Bu durumda yerleşmiş Yargıtay İçtihatlarında ve l-4-1974 tarih 1/2 sayılı İnançları Birleştirme Kararında açıklandığı üzere görünürdeki sözleşme tarafların gerçek iradelerine uymadığından, gizli bağış sözleşmeside Medeni Kanunun 706, Borçlar Kanunun 213 ve Tapu Kanunun 26. maddelerinde öngörülen şekil koşullarından yoksun bulunduğundan, saklı pay sahibi olsun veya olmasın miras hakkı çiğnenen tüm mirasçılar dava açarak resmi sözleşmenin muvazaa nedeni ile geçersizliğinin tesbitini ve buna dayanılarak oluşturulan tapu kaydının iptalini isteyebilirler.

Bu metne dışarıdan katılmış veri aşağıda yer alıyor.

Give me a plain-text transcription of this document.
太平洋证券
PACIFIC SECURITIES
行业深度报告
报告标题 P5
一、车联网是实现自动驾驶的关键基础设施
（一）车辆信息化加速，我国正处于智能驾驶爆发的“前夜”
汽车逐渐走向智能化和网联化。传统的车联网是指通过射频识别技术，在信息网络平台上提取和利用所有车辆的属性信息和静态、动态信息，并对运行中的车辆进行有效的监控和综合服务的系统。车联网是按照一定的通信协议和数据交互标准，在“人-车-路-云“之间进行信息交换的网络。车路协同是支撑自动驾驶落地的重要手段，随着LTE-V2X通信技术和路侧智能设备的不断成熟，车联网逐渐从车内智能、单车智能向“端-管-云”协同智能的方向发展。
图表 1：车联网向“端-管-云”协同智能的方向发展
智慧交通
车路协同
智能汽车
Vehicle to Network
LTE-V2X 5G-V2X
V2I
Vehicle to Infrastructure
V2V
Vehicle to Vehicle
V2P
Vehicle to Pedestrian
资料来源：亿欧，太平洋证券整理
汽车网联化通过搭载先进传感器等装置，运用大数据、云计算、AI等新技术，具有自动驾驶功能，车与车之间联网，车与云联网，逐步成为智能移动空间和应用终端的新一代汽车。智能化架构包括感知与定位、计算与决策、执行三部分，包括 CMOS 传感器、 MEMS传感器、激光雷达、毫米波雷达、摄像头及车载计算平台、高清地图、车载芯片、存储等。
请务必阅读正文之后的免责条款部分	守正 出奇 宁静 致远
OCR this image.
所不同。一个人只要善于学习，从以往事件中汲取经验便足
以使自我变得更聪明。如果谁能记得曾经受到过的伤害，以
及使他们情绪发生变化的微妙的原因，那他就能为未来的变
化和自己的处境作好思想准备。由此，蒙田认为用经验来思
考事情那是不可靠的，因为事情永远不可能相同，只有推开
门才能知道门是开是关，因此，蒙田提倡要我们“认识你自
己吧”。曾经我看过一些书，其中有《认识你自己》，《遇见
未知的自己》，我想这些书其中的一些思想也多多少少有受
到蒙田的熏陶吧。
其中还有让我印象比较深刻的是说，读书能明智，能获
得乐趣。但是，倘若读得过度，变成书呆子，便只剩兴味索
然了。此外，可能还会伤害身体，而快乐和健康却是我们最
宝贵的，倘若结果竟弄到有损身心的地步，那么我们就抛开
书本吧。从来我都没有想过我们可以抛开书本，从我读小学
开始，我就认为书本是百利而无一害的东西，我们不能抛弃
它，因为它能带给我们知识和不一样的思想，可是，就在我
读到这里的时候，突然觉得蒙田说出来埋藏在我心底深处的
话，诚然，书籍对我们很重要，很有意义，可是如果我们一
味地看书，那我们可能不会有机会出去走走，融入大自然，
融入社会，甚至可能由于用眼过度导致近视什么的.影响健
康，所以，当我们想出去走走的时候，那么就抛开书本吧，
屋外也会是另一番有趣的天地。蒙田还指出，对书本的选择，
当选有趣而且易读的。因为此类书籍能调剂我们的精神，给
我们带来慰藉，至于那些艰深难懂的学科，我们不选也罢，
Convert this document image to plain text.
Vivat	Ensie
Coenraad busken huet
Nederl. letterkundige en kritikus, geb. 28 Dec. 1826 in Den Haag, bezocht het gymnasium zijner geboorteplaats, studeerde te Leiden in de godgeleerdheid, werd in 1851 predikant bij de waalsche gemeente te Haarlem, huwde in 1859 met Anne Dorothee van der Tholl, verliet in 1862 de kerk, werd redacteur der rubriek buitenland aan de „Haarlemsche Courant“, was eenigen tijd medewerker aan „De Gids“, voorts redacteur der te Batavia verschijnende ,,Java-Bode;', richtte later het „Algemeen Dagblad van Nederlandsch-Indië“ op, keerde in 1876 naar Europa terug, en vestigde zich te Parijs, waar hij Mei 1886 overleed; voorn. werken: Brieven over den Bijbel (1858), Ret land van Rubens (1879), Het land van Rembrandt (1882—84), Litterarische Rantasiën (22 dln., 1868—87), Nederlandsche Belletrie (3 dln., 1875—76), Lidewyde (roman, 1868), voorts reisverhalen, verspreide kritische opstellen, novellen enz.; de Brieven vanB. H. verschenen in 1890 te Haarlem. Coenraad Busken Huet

Hemen belirtmek gerekir ki; bu tür uyuşmazlıkların sağlıklı, adil ve doğru bir çözüme ulaştırılabilmesi, davalıya yapılan temlikin gerçek yönünün diğer bir söyleyişle miras bırakanın asıl irade ve amacının duraksamaya yer bırakmayacak biçimde ortaya çıkarılmasına bağlıdır. Bir iç sorun olan ve gizlenen gerçek irade ve amacın tespiti ve aydınlığa kavuşturulması genellikle zor olduğundan bu yöndeki delillerin eksiksiz toplanılması yanında birlikte ve doğru şekilde değerlendirilmeside büyük önem taşımaktadır. Bunun içinde ülke ve yörenin gelenek ve görenekleri, toplumsal eğilimleri, olayların olağan akışı, miras bırakanın sözleşmeyi yapmakta haklı ve makul bir nedeninin bulunup bulunmadığı, davalı yanın alış gücünün olup olmadığı, satış bedeli ile sözleşme tarihindeki gerçek değer arasındaki fark, taraflar ile miras bırakan arasındaki beşeri ilişki gibi olgulardan yararlanılmasında zorunluluk vardır.
Somut olaya gelince; çekişmeli taşınmazın gerçek değerinin belirlenmesi için mahallinde keşif yapılmadığı gibi yukarıdaki ilkeleri kapsar biçimde hükme yeterli bir araştırma yapıldığını söyleyebilme olanağı yoktur.Hal böyle olunca; yukarıda açıklanan ilkeler kapsamında bir araştırma yapılarak tüm taraf delillerinin taplanması murisin gerçek iradesinin belirlenmesi ondan sonra bir karar verilmesi gerekirken eksik inceleme ile yetinilerek yazılı olduğu üzere hüküm kurulmuş olması doğru değildir.
Davacıların, temyiz itirazları yerindedir.Kabulü ile hükmün açıklanan nedenlerden ötürü HUMK."nun 428.maddesi gereğince BOZULMASINA, alınan peşin harcın temyiz edene geri verilmesine, 27.06.2011 tarihinde oybirliğiyle karar verildi.